I am sure I will write about this in more depth but here are a few of my thoughts on fasting.
1) The benefit of fasting for fat loss is primarily just the fact that when you shorten the time in which people have to eat they usually eat less. Any benefit over and above caloric restriction is at best tiny and insignificant if even present.
2) There is a difference between fasting and time restricted feeding but they are often used interchangeably.
Fasting is generally over 12h. Think 5:2 diet
Time restricted feeding is usually a 6-8h eating window. 16/8 is the most popular.
The health claims around fasting seem overhyped with little evidence to me.
I am more impressed with time restricted feeding.
3) IMO the data is pretty good now to show there are benefits to time restricted feeding beyond that of just caloric restriction.

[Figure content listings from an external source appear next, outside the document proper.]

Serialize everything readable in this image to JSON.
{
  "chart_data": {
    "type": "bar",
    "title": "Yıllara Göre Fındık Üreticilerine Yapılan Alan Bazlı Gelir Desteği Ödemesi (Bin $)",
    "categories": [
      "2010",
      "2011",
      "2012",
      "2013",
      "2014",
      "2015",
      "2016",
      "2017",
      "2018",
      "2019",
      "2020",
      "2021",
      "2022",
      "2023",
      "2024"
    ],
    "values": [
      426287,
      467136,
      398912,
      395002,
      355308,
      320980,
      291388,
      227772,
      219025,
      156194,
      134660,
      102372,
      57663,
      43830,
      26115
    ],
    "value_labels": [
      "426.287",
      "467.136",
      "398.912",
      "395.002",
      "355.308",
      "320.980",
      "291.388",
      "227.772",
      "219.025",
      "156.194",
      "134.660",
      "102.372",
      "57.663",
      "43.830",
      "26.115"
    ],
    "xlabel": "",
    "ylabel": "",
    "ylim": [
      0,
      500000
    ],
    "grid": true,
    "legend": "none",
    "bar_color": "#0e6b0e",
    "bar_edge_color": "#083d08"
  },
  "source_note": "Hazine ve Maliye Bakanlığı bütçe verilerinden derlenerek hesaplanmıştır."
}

These include benefits to cardiovascular & metabolic health
(many of the studies that have not found these benefits have been done in healthy individuals where you wouldn’t expect to see benefits anyway e.g. someone with normal blood pressure is unlikely to see changes to blood pressure. This explains a lot of the conflicting findings).
4) It seems that many of the benefits of time restricted eating actually come from consistent meal times.
I think this should be encouraged first and foremost. That means where possible eating at the same times every day.
(if you want to know more about this read up on chrononutrition EIQ nutrition grads you have more on this incoming)
5) If you are going to follow a time restricted eating protocol you will get more benefit from front loading your calories.. e.g. bigger breakfast/lunch, a lighter dinner plus ending eating earlier in the day.
This is in part due to your circadian rhythm & in part due to food being processed better when you are most active- I will cover this in more detail another time.
6) If you’re looking at the hierarchy of importance - how much you eat is still the most important for health & for fat loss but when you eat is also a consideration & it’s short sighted to ignore it.